新笔趣阁 > 未待阑珊就 > 《未待阑珊就》Episode 35
    以前每每看到有娇滴滴的女生借生病无理由撒娇,只会冷冷地嗤笑装可怜博同情,但是当自己真的生病的时候,脑子里就会突然也那么想拥有个精神寄托,有温暖的怀抱,还有可以任由我一直握着的温暖的手。

    我醒来的时候正躺在医院里,左手插着针管,眼睛直直地盯着一滴一滴往下滴落的透明液体,让头脑保持空白的样子。

    当然,这种安静没有维持超过三分钟,门被推开,穿着白大褂的宋定徽走了进来,靠在我床边居高临下地望着我。

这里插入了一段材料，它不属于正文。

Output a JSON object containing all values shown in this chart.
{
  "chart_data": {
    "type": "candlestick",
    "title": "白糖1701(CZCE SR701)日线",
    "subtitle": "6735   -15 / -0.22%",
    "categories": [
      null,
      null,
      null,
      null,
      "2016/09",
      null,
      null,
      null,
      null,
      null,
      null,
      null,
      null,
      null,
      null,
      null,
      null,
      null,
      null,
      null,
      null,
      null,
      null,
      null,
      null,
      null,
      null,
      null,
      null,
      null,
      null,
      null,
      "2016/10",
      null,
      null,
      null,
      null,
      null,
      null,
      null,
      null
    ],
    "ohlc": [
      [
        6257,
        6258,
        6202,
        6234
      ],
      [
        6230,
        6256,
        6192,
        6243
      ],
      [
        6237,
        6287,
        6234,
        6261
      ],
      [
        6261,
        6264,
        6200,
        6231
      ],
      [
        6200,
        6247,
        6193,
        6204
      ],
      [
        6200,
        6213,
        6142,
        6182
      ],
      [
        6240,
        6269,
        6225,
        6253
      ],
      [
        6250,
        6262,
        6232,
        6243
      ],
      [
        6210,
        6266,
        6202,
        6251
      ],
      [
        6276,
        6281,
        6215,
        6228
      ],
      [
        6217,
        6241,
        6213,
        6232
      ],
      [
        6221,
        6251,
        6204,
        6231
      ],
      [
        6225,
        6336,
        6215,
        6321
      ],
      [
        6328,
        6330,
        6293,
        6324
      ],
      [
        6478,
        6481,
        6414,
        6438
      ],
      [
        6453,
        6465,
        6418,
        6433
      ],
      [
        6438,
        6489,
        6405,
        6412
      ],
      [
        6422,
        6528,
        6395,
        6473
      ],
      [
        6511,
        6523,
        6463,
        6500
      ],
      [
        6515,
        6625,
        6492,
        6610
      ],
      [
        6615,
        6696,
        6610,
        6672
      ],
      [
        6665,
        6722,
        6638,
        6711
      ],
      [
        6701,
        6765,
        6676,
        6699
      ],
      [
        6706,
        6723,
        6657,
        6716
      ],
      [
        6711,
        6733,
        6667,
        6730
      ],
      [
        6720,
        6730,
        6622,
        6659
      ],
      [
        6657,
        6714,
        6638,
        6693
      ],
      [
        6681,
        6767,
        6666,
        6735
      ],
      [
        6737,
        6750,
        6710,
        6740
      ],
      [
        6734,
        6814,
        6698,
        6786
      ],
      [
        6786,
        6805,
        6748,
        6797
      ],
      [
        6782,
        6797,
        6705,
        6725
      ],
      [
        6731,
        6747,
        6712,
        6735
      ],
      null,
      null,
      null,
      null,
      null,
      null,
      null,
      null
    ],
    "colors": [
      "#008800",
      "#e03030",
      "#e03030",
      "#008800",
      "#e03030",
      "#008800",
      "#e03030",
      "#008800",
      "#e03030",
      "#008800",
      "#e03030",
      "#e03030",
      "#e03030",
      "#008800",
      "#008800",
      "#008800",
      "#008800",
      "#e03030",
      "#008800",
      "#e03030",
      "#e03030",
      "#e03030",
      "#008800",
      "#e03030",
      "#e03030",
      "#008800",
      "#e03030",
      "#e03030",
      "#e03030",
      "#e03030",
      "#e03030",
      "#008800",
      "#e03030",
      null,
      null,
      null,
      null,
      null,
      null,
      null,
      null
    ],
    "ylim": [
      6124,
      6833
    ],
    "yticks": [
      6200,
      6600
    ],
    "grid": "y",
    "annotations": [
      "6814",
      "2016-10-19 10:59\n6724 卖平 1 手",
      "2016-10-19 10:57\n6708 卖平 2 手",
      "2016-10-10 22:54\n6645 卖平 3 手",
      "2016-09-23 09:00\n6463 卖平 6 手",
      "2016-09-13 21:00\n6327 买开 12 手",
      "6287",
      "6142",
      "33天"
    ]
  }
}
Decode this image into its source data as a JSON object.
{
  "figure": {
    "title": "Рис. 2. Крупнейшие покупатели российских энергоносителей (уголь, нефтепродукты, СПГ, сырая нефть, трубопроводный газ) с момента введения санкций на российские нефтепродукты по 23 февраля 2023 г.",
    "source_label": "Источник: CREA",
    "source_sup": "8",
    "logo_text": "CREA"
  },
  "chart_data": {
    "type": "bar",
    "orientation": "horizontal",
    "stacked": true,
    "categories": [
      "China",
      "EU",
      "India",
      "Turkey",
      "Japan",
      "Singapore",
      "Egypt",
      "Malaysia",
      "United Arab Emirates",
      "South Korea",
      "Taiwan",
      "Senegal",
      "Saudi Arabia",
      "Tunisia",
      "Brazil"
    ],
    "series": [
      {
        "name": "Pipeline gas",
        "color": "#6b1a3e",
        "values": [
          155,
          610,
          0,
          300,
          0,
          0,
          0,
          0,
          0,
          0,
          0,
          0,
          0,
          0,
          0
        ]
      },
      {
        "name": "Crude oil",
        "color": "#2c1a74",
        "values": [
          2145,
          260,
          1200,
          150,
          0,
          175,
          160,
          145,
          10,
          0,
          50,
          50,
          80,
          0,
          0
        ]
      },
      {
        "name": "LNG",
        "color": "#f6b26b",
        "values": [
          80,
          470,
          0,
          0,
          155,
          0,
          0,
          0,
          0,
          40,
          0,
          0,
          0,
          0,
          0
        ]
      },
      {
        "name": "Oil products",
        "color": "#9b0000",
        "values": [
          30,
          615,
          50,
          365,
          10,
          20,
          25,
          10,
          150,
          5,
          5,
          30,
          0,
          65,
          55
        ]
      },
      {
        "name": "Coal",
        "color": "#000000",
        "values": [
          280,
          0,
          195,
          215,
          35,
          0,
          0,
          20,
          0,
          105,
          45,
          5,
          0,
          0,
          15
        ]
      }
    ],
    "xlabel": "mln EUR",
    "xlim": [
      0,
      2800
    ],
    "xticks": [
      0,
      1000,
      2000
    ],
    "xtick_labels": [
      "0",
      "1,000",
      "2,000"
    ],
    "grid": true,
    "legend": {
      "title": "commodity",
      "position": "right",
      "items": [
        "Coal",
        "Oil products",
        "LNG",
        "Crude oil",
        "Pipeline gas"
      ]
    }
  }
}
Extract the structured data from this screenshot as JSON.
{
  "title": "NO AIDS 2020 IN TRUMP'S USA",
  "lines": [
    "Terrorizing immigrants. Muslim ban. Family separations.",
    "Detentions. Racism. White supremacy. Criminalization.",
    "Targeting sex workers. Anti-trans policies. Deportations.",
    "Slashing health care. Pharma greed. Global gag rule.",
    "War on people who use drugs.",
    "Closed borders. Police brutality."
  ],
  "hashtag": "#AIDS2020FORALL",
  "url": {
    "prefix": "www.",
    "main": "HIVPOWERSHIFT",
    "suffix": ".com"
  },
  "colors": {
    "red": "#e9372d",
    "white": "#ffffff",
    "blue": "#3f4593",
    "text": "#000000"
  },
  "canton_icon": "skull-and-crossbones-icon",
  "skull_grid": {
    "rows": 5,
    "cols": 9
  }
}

    他似笑非笑地说:“哟,我们的女英雄醒了啊?”

    “你又上哪儿听了我的英勇事迹?”我撇撇嘴,淡淡说,“还不快来膜拜我。”

    宋定徽挑了一下眉毛,我感到他隐隐压下的怒气,又对上他眼睛里深深的关心,我就下意识逃开。也许是习惯了他这样的刺话,我每次都会忍不住顶回去,我知道他不会生气,才敢这么放肆地耍小性子。

    “如果不是看你现在还在医院躺着呢,我一定会给你一棒槌。”

    我低下头假装没有听他讲,心不在焉地问:“哥,怎么只有你一个人?”

    宋定徽递过来体温计让我量了一下,又例行常规问了我一串问题,才慢慢回答我:“有我看着你还不够?叔叔阿姨都先回去休息了,晚上回来给你办手续出院……”看了我一眼,“哦,不会影响你上课,只是这个周末泡汤了。”

    “泡汤就泡汤吧。”我随口接上,宋定徽看我仍盯着他,终于把脸上的淡笑敛去,肃然地板着脸,“还想问什么,好了好了,那小子回去了,也不看看你哥我是什么人,悬壶济世的招牌还挂着呢,还怕我把他怎么样。我真要把他怎么样,十个你也拦不住。”

    我声音闷闷地有些尴尬,“我没有要问他。”

    我看了看哥哥,不确定他是否知道夏家和我们之间的事,索性把想问他的念头打消,有的东西不如不知道的好。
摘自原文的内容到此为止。